Scenarios to include:

  • happy-path — everything works as expected
  • Edge cases — empty data, missing fields, single vs multiple items
  • Error scenarios only if the workflow is expected to handle them gracefully. Most agent-built workflows don't include error handling, so testing "the workflow crashes on invalid input" is a legitimate finding, not a test case failure.

Failure categories

When a scenario fails, the verifier categorizes the root cause:

  • builder_issue — the agent misconfigured a node, chose the wrong node type, or the workflow structure doesn't match what was asked
  • mock_issue — the LLM mock returned incorrect data (e.g., _evalMockError, wrong response shape)
  • framework_issue — Phase 1 failed (empty trigger content), cascading errors from the eval framework itself
  • verification_failure — the LLM verifier couldn't produce a valid result
  • build_failure — Instance AI failed to build the workflow or a scenario timed out

Architecture

evaluations/
├── index.ts              # Public API
├── cli/                  # CLI entry point, arg parsing, CI metadata
├── clients/              # n8n REST + SSE clients
├── checklist/            # LLM verification with retry
├── credentials/          # Test credential seeding
├── data/workflows/       # Test case JSON files
├── harness/              # Runner: buildWorkflow, executeScenario, cleanupBuild
├── langsmith/            # Dataset sync + experiment setup
├── outcome/              # SSE event parsing, workflow discovery
├── report/               # HTML report generator
└── system-prompts/       # LLM prompts for verification

packages/cli/src/modules/instance-ai/eval/
├── execution.service.ts  # Phase 1 + Phase 2 orchestration
├── workflow-analysis.ts  # Hint generation (Phase 1)
├── mock-handler.ts       # Per-request mock generation (Phase 2)
├── api-docs.ts           # Context7 API doc fetcher
├── node-config.ts        # Node config serializer
└── pin-data-generator.ts # LLM pin data for bypass nodes (Phase 1.5)

Known limitations

  • LangChain/AI nodes — use their own SDKs, not intercepted by the HTTP mock layer.
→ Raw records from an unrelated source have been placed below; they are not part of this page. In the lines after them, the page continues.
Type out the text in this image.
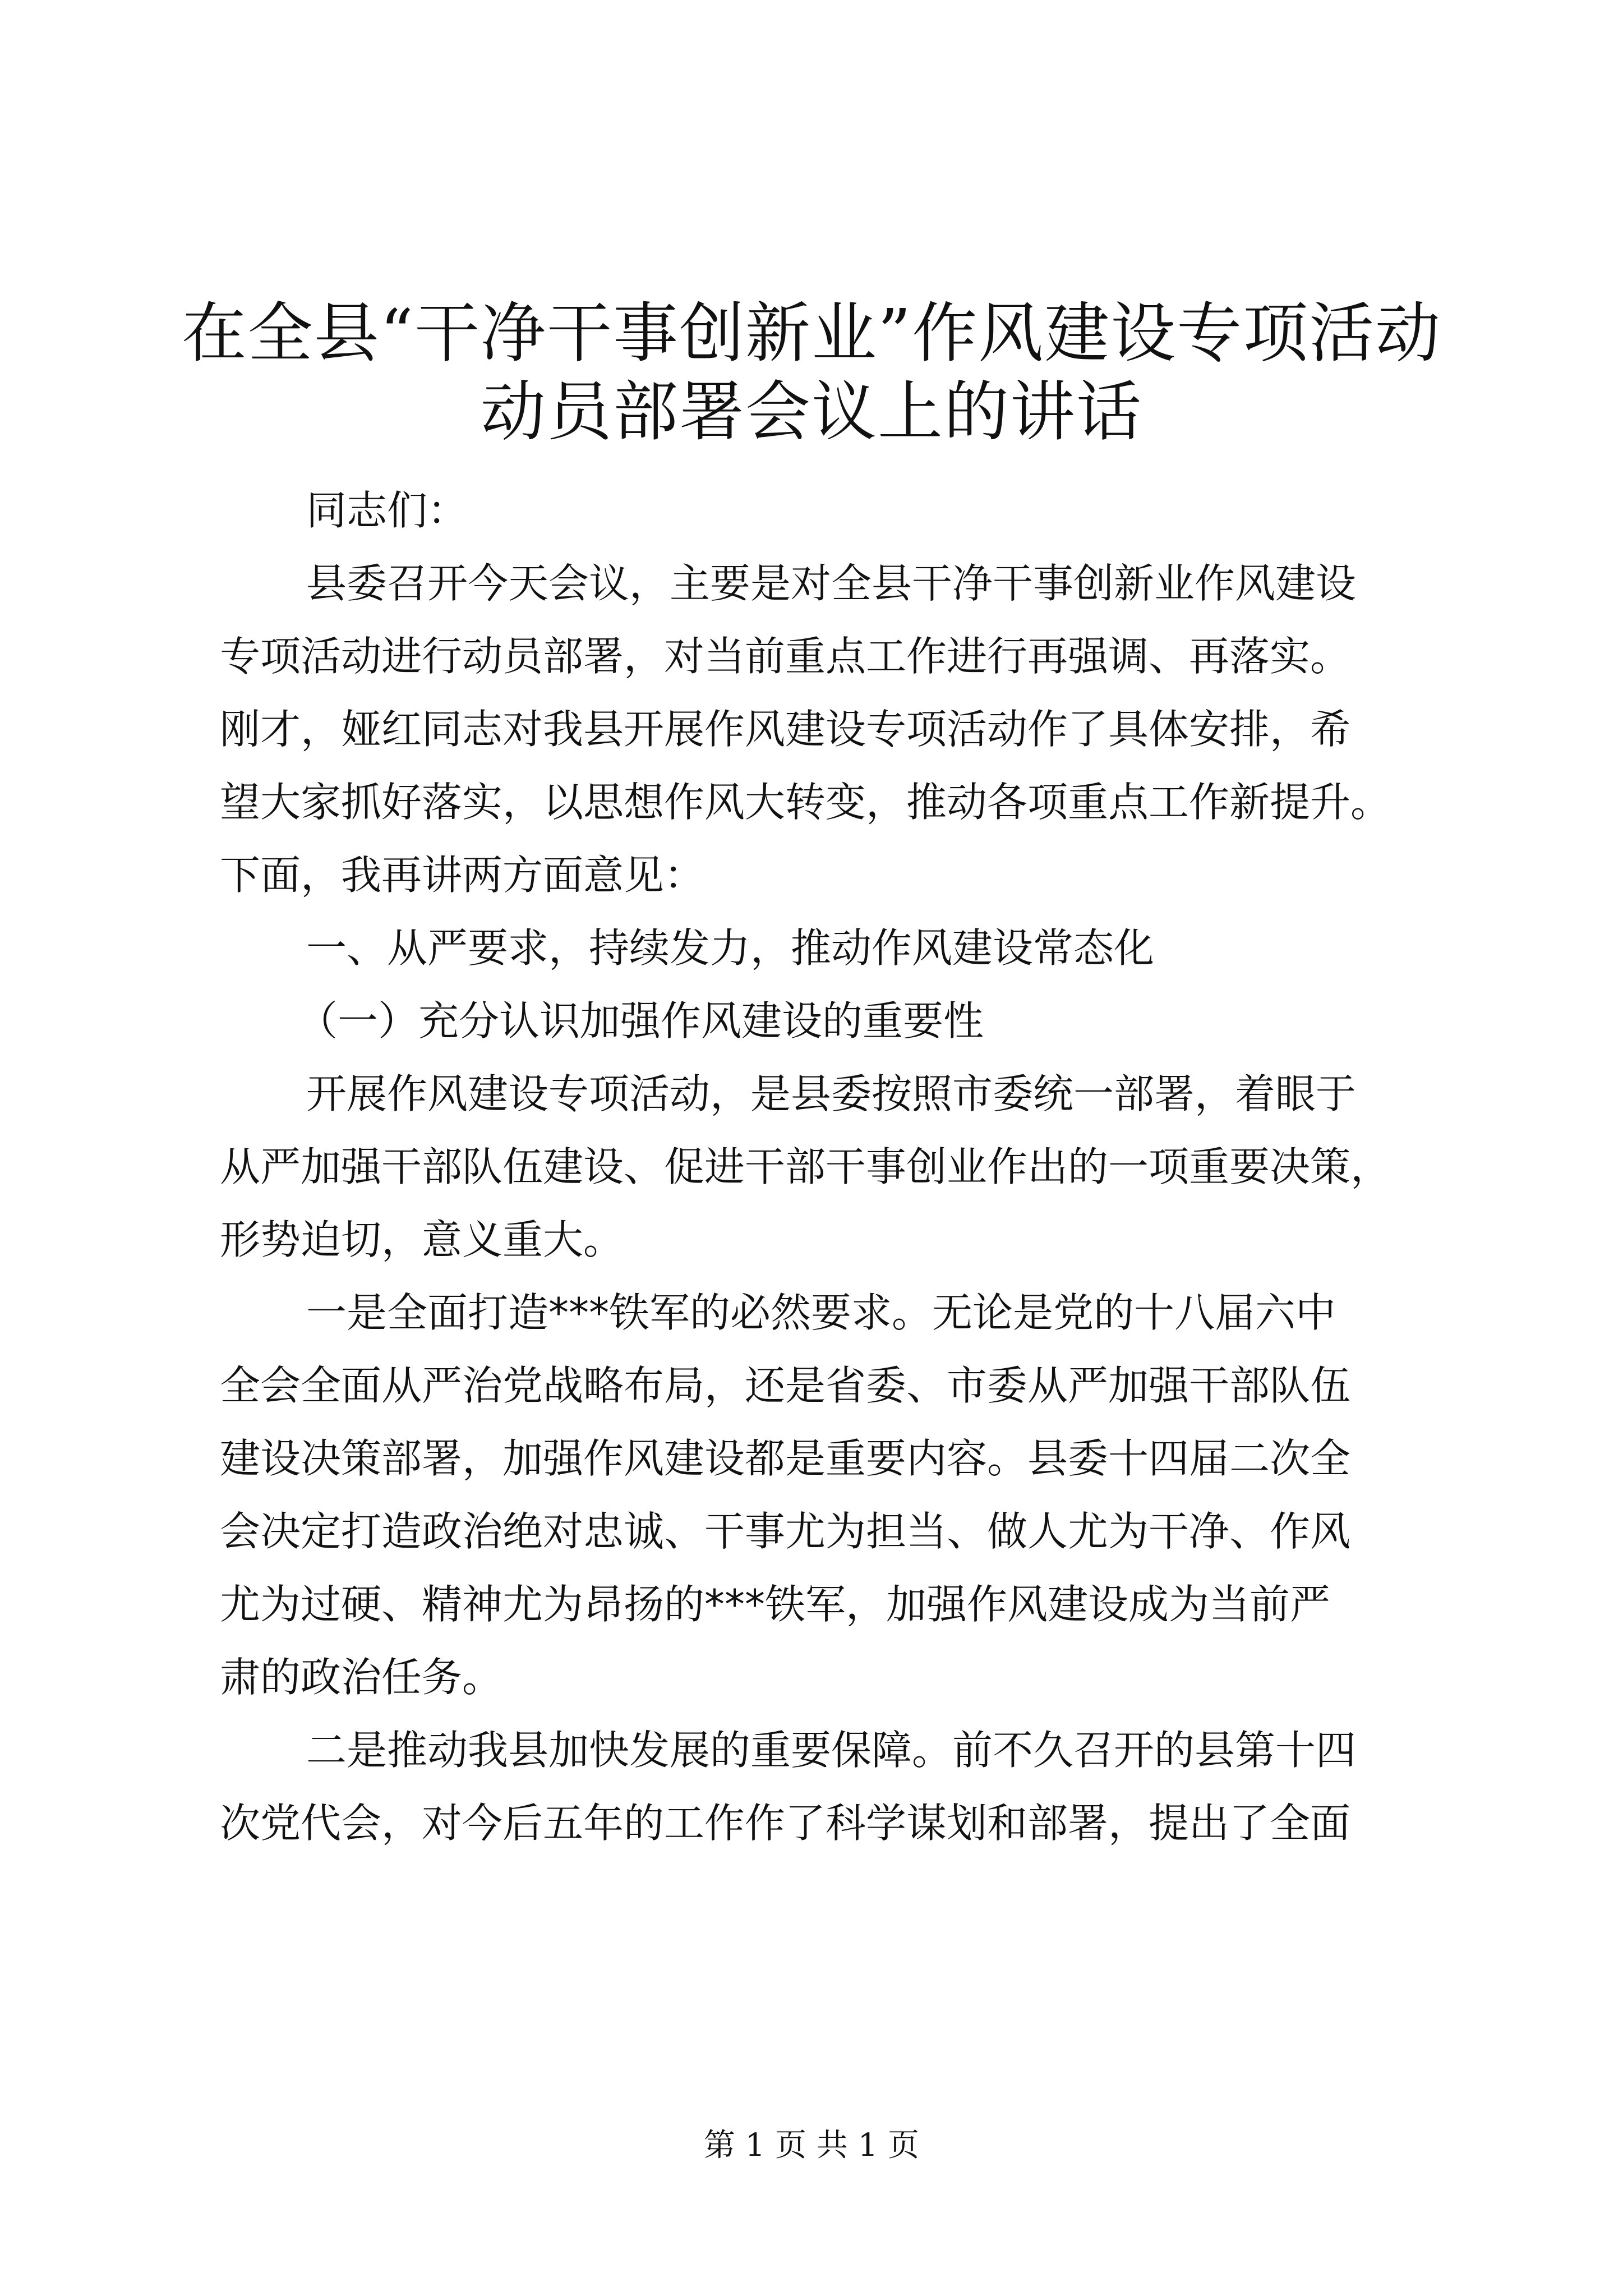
在全县“干净干事创新业”作风建设专项活动
动员部署会议上的讲话
同志们：
县委召开今天会议，主要是对全县干净干事创新业作风建设
专项活动进行动员部署，对当前重点工作进行再强调、再落实。
刚才，娅红同志对我县开展作风建设专项活动作了具体安排，希
望大家抓好落实，以思想作风大转变，推动各项重点工作新提升。
下面，我再讲两方面意见：
一、从严要求，持续发力，推动作风建设常态化
（一）充分认识加强作风建设的重要性
开展作风建设专项活动，是县委按照市委统一部署，着眼于
从严加强干部队伍建设、促进干部干事创业作出的一项重要决策，
形势迫切，意义重大。
一是全面打造***铁军的必然要求。无论是党的十八届六中
全会全面从严治党战略布局，还是省委、市委从严加强干部队伍
建设决策部署，加强作风建设都是重要内容。县委十四届二次全
会决定打造政治绝对忠诚、干事尤为担当、做人尤为干净、作风
尤为过硬、精神尤为昂扬的***铁军，加强作风建设成为当前严
肃的政治任务。
二是推动我县加快发展的重要保障。前不久召开的县第十四
次党代会，对今后五年的工作作了科学谋划和部署，提出了全面
第 1 页 共 1 页
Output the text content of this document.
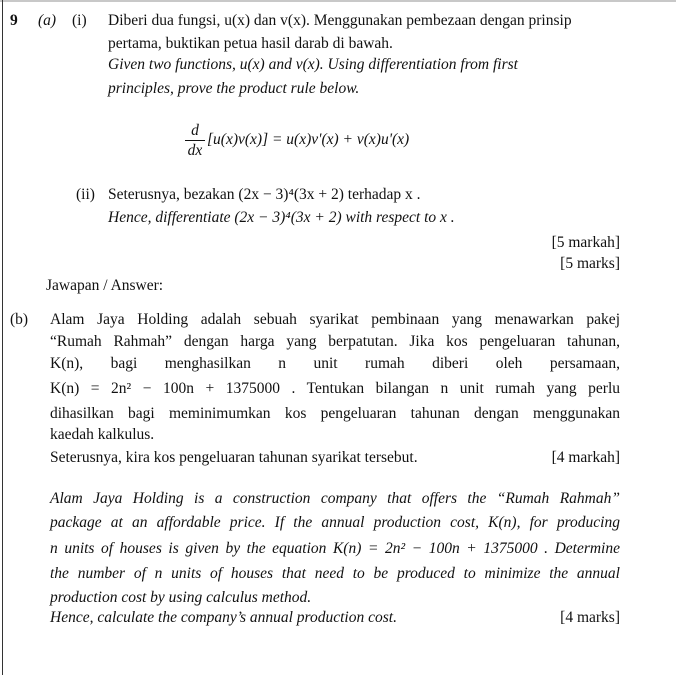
9 (a) (i) Diberi dua fungsi, u(x) dan v(x). Menggunakan pembezaan dengan prinsip
pertama, buktikan petua hasil darab di bawah.
Given two functions, u(x) and v(x). Using differentiation from first
principles, prove the product rule below.
d
dx
[u(x)v(x)] = u(x)v'(x) + v(x)u'(x)
(ii) Seterusnya, bezakan (2x − 3)⁴(3x + 2) terhadap x .
Hence, differentiate (2x − 3)⁴(3x + 2) with respect to x .
[5 markah]
[5 marks]
Jawapan / Answer:
(b) Alam Jaya Holding adalah sebuah syarikat pembinaan yang menawarkan pakej
“Rumah Rahmah” dengan harga yang berpatutan. Jika kos pengeluaran tahunan,
K(n), bagi menghasilkan n unit rumah diberi oleh persamaan,
K(n) = 2n² − 100n + 1375000 . Tentukan bilangan n unit rumah yang perlu
dihasilkan bagi meminimumkan kos pengeluaran tahunan dengan menggunakan
kaedah kalkulus.
Seterusnya, kira kos pengeluaran tahunan syarikat tersebut.	[4 markah]
Alam Jaya Holding is a construction company that offers the “Rumah Rahmah”
package at an affordable price. If the annual production cost, K(n), for producing
n units of houses is given by the equation K(n) = 2n² − 100n + 1375000 . Determine
the number of n units of houses that need to be produced to minimize the annual
production cost by using calculus method.
Hence, calculate the company’s annual production cost.	[4 marks]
These nodes will fail with credential errors. Use pin data for these.
  • Binary / file nodes — media attachments, image generation, file downloads. Mock metadata works but realistic binary content is out of scope.
  • Streaming nodes — our mock returns complete responses, not streams.
  • GraphQL APIs — response shape depends on the query, not just the endpoint. Quality depends on the LLM knowing the API schema.
  • Context7 quota — free tier is 1,000 requests/month, 60/hour. A full suite run uses ~100 requests. When quota is exceeded, the LLM falls back to its training data.
  • Non-determinism — the agent builds different workflows each run. Pass rates vary between 40-65%.
  • Large workflows — the verification artifact includes full execution traces. For complex workflows (12+ nodes) this can hit token limits. See TRUST-43 for the tool-based verifier approach.